TEEM is a nonprofit that works to reduce poverty, homelessness and unemployment in Oklahoma. When it was founded in 1987, the organization primarily focused on helping men with substance-abuse problems.
Since then, it has served more than 12,000 people and expanded its mission to provide education, job training, job placement assistance and social services to those in need.
Approximately 22 percent of TEEM clients have no high school diploma; 30 percent are homeless; 15 percent are single parents; and 40 percent are ex-inmates. All of the program’s clients live at or below the federal poverty level.
Lindsey Flowers, TEEM’s development and public relations coordinator, explained that its development workshops are intended to eliminate barriers within the community.
“Every Monday morning, the organization opens its doors to the first 15 people in line. That week, the education service works to teach specific skills like keyboarding and Microsoft Office,” said Flowers.
This year, more than 70 percent of clients have found employment.
It costs around $1,000 for an individual to go through TEEM’s program, but the organization is only growing.
“TEEM has two large fundraising events a year,” said Sarah Blaney, TEEM’s development director. “So this is a very important activity for us … and the event this year is going to be a lot of fun.
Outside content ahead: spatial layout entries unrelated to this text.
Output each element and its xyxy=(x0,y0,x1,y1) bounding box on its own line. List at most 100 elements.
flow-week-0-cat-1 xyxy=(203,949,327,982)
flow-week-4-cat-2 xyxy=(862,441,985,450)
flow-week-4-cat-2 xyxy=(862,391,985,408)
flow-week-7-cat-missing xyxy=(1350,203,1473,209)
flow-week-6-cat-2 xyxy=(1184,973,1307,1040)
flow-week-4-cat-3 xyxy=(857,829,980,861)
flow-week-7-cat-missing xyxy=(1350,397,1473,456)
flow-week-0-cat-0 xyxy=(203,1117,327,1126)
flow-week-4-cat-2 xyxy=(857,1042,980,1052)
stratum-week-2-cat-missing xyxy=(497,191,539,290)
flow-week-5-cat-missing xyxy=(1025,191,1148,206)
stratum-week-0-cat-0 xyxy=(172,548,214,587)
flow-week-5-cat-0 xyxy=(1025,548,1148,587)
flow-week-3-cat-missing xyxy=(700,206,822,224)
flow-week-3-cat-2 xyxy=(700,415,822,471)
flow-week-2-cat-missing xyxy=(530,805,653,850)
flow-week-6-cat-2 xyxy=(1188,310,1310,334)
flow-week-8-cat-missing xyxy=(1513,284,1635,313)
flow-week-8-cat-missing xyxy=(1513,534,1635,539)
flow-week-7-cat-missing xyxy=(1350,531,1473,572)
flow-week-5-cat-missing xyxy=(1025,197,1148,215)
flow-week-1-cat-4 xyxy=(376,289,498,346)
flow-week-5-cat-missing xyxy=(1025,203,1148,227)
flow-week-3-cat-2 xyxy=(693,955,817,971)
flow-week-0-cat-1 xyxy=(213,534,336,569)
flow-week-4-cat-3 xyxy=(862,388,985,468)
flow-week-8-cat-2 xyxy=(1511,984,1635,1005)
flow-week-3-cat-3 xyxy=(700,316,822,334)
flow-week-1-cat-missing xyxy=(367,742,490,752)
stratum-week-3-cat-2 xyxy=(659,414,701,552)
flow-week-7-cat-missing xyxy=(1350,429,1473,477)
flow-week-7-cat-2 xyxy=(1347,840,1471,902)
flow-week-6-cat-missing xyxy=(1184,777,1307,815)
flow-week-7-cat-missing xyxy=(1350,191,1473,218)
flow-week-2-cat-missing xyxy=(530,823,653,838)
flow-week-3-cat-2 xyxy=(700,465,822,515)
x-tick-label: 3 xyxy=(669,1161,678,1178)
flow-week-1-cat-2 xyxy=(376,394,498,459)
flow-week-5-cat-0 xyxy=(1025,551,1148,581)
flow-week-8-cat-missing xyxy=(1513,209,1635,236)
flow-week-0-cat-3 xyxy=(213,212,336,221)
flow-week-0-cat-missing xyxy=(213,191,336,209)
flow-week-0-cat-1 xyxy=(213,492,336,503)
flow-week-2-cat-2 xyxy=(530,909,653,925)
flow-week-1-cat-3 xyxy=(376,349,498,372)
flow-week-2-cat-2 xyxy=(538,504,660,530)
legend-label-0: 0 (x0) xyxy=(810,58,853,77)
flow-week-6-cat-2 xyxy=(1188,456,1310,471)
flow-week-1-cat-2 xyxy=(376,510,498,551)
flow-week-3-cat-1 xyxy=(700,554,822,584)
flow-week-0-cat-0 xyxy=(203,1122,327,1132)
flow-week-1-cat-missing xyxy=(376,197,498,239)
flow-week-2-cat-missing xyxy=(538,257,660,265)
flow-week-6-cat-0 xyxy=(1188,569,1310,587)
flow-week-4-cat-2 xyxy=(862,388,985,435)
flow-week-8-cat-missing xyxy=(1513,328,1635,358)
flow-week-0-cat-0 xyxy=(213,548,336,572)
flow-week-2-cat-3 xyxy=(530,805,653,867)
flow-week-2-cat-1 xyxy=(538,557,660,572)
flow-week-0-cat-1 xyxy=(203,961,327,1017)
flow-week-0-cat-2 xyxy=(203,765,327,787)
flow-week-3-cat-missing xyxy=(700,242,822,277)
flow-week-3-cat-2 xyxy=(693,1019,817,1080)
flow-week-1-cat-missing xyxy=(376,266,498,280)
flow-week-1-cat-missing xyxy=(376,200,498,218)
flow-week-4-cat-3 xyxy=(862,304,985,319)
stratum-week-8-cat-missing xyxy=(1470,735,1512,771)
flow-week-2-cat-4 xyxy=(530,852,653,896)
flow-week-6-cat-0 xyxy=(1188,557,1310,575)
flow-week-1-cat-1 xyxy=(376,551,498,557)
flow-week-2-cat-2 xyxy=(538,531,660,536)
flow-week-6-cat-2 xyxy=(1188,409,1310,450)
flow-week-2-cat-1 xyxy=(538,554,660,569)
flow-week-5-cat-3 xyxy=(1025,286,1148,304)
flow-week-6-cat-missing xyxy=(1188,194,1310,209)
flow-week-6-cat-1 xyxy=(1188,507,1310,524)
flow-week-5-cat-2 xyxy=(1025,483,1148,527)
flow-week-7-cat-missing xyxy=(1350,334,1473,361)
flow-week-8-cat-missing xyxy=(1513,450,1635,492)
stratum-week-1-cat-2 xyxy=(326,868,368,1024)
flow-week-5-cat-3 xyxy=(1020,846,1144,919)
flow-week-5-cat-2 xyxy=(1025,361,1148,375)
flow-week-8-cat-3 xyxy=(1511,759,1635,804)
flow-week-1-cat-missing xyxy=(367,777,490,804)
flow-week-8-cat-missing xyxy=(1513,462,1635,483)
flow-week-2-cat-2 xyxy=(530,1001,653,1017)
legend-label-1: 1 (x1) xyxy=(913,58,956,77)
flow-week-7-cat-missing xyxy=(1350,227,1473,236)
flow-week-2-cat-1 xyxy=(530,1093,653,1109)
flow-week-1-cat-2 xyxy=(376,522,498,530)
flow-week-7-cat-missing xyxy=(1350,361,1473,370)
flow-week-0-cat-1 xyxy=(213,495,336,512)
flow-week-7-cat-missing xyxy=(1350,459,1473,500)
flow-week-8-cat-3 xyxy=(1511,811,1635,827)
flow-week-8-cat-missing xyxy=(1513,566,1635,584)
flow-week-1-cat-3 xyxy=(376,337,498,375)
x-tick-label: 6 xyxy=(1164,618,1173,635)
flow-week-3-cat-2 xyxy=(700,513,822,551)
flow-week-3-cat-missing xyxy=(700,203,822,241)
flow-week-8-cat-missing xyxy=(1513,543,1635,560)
We have some great players that are new to TEEM and who will be joining us in addition to our friends at OAJ.”
Local attorney and TEEM board member Rodney Hunsinger said he’s happy to to celebrate a great cause at Edmond’s Rose Creek Golf Club.
“I am most excited about generating awareness to the mission of TEEM.
It is a beautiful course and the perfect venue for this event,” he said.
OAJ hopes to raise more than $20,000. Blaney said all proceeds will benefit TEEM.
“This includes everything from feeding two meals a day to our clients, to the operation of our clothing closet and less exciting things like keeping our lights on,” she said.